Monday, May 05, 2008

Seattle Cops Blame the Victim: Black Kids Can "Make A Complaint" After Racist Stops

Portion below; whole thing here: http://seattletimes.nwsource.com/html/politics/2004392642_kidstalk05m.html

Sonja Frajman, 16, a 10th-grader at Chief Sealth High School, had written her question for Nickels on a card, but she never went up to the microphone. She didn't see the point. This is her third year attending the town hall.

"They're the same answers this year as last year," she said.

But what Frajman wanted to know was this:

"You care about having new schools, but that really is not the main point. ... If we have a new school, how come we can't have new books and have a good education as you want us to have? In my class we don't even have enough books to go around."

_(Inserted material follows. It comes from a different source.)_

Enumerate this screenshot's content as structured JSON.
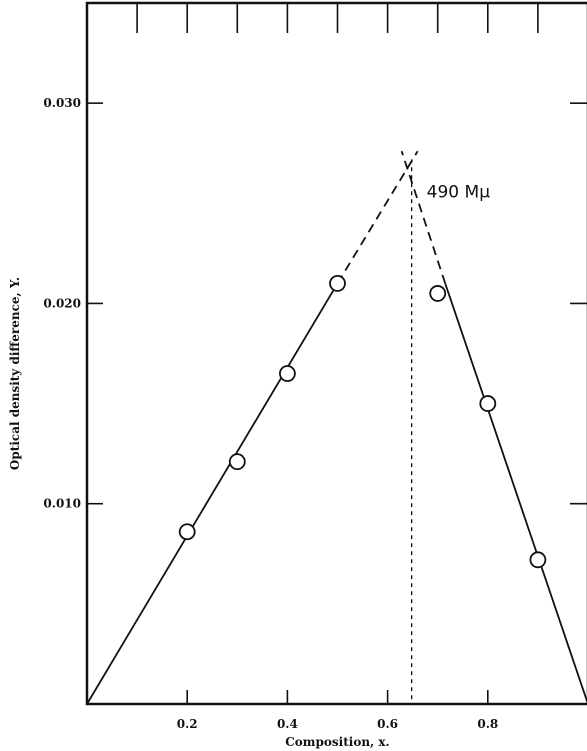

One of those attending was Nahom Zekiros, 15, a Garfield High School student. He lives in Yesler Terrace with his aunt and hopes to attend college.

"I want to be working hard like my mom. She works at a factory. I won't be a rich person, but I'll be a decent person," Zekiros said.

After the mayor left, the kids could drop into various discussion groups. One of the groups talked about gangs.

Zekiros, who came here in 2002 from Ethiopia, told about walking with three friends to a community center.

He said it was about 8:30 at night and he was bouncing a basketball on the sidewalk when a police car went by them slowly and put a spotlight on them.

"They were looking at us really deep," Zekiros said. "They would never stop somebody on the same street if it was four white people and they had a skateboard. But four black people with a basketball, they'd stop them."

Officer Adrian Diaz, of the Seattle Police Department's Demographic Community Outreach program, told the kids that in situations like that, they need to be calm and "go along with the program." He said many incidents are videotaped and that the tapes could help with a complaint made afterward.

"But if you're combating right then and there, the situation can escalate," said Diaz.